Northern Leasing also contends that the breach of contract claim is duplicative of and dependent on the fraud claim and thus not individually certifiable. However, this Court has already held that plaintiff's breach of contract claim is viable despite the existence of the fraud claim (40 AD3d 366, 368 [2007], affd 10 NY3d 486 [2008]). Moreover, the pleadings and evidence demonstrate that the breach of contract claim is independent of the fraud claim since the sole issue on the breach of contract claim, is the interpretation of the lease.
CPLR 904 (d) authorizes the court to shift the cost of providing notice to class members when the interests of justice so mandate. In determining whether to shift the cost, the court considers the merits of the action, the defenses thereto, and the resources of the respective parties (Fiala v Metropolitan Life Ins. Co., 17 Misc 3d 1102[A], 2007 NY Slip Op 51797[U] [2007], mod 52 AD3d 251 [2008]; Makastchian v Oxford Health Plans, Inc., NYLJ, Aug. 3, 1998, at 28, col 1 [defendants would bear the expense of notifying class members insofar as they were a large corporation, voluntarily engaged in mass mailings, and plaintiffs were of modest means]). Inasmuch as plaintiffs' action is potentially meritorious, plaintiffs are small business owners, and Northern Leasing is a large corporation with hundreds of thousands of clients, it was not an abuse of discretion to have it bear the expense of notification. Moreover, mass notification and mailings present no substantial burden to Northern Leasing since it stands ready, willing, and able to provide leases, upon request, to each and every one of its clients.
Plaintiffs seek class certification for the time period beginning from January 1, 1999 through the conclusion of this litigation, asserting that Northern Leasing's alleged conduct continues to date. Accordingly, the class membership should not be limited to leases executed prior to the commencement of this action. Instead, the class period should include any claims arising from the execution of leases from January 1, 1999 through the date of the resolution of this action (Langley v Coughlin, 715 F Supp 522, 554 [1989], appeal dismissed 888 F2d 252 [1989] [since pleadings put defendants on notice that the claims alleged were continuing and would continue, the class definition should include claims arising after the commencement of the action]).
The instant class definition should include those plaintiffs, who made no LDW payments, but by virtue of the leases are nevertheless obligated to pay such fees because all LDW fees are alleged to be unauthorized (cf.

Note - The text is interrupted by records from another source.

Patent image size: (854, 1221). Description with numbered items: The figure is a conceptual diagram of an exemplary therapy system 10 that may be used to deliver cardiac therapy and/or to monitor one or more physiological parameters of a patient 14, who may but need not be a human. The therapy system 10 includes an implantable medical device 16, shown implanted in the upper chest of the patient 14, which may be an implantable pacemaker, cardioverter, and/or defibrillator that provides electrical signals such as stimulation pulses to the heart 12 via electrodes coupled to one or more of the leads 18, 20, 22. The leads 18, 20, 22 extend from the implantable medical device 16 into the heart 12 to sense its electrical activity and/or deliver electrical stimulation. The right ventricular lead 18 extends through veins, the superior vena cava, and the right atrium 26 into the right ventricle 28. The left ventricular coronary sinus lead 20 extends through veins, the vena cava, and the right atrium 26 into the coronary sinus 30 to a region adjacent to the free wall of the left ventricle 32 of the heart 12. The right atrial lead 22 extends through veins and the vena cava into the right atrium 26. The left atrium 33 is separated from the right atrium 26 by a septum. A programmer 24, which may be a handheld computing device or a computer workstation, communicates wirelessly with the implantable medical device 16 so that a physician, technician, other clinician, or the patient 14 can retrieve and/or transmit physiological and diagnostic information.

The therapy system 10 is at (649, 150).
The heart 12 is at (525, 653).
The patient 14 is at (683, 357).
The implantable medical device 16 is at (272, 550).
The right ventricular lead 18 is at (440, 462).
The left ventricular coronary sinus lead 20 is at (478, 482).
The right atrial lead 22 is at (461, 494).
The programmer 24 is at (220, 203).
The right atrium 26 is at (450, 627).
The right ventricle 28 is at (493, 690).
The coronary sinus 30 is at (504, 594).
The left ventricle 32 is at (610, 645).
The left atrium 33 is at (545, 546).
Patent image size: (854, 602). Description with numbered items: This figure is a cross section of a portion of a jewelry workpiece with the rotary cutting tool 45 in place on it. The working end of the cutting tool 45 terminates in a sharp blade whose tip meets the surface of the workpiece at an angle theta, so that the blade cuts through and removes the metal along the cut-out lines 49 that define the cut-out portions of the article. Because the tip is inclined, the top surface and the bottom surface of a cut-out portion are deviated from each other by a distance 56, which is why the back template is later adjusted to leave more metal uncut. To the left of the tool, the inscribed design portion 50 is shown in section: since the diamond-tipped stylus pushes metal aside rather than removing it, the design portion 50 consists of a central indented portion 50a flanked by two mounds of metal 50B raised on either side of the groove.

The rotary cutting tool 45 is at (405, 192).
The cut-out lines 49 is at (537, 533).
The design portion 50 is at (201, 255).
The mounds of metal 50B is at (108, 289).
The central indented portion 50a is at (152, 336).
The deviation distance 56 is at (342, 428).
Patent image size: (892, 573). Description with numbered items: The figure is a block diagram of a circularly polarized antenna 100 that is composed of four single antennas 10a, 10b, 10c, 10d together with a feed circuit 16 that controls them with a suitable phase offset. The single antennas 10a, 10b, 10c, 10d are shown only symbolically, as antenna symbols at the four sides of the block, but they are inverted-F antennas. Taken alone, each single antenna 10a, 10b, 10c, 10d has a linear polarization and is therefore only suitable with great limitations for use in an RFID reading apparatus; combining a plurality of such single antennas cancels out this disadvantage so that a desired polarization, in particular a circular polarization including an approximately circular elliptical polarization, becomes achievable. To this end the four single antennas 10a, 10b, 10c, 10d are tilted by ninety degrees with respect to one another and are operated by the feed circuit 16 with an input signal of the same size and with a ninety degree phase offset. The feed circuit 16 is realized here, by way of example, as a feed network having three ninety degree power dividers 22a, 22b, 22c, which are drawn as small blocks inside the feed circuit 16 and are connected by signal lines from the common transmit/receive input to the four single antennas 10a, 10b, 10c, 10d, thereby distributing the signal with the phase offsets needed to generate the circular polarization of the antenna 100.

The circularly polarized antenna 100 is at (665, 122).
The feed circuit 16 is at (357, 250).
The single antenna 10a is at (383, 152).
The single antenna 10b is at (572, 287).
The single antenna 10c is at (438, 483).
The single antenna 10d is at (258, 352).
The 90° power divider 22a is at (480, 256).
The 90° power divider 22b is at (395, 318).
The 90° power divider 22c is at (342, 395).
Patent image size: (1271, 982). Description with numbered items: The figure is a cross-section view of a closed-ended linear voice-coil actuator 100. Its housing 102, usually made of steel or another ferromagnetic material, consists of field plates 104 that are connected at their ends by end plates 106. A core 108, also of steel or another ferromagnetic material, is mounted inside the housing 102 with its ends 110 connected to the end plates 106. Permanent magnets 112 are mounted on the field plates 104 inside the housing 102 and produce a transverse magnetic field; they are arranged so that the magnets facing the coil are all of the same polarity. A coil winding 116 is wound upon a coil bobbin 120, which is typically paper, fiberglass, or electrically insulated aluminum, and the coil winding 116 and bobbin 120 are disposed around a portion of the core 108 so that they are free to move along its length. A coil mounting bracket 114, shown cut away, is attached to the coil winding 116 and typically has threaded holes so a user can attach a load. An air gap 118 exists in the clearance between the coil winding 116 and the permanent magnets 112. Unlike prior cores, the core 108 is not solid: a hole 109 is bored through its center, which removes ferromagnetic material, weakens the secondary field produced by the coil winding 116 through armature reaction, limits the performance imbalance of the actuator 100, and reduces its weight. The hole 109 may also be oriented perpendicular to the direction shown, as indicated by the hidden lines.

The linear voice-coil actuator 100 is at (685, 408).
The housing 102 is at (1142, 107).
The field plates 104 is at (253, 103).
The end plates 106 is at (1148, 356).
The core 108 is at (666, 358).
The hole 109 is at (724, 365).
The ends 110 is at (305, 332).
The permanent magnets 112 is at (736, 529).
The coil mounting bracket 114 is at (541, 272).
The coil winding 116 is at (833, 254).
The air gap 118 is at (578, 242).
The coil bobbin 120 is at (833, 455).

Batas v Prudential Ins. Co. of Am., 37 AD3d 320, 321 [2007] [class definition overbroad when it included members with no cause of action]; Klein at 71 [class definition should not be so overbroad so as to include members not harmed by defendant's wrongful conduct]). Concur—Mazzarelli, J.P., Sweeny, Moskowitz, Manzanet-Daniels and RomÁn, JJ. [*5]
Motion to strike joint record on appeal and cross motion seeking reimbursement of printing costs, costs on the motion, and sanctions denied. [Prior Case History: 24 Misc 3d 1206(A), 2009 NY Slip Op 51290(U).]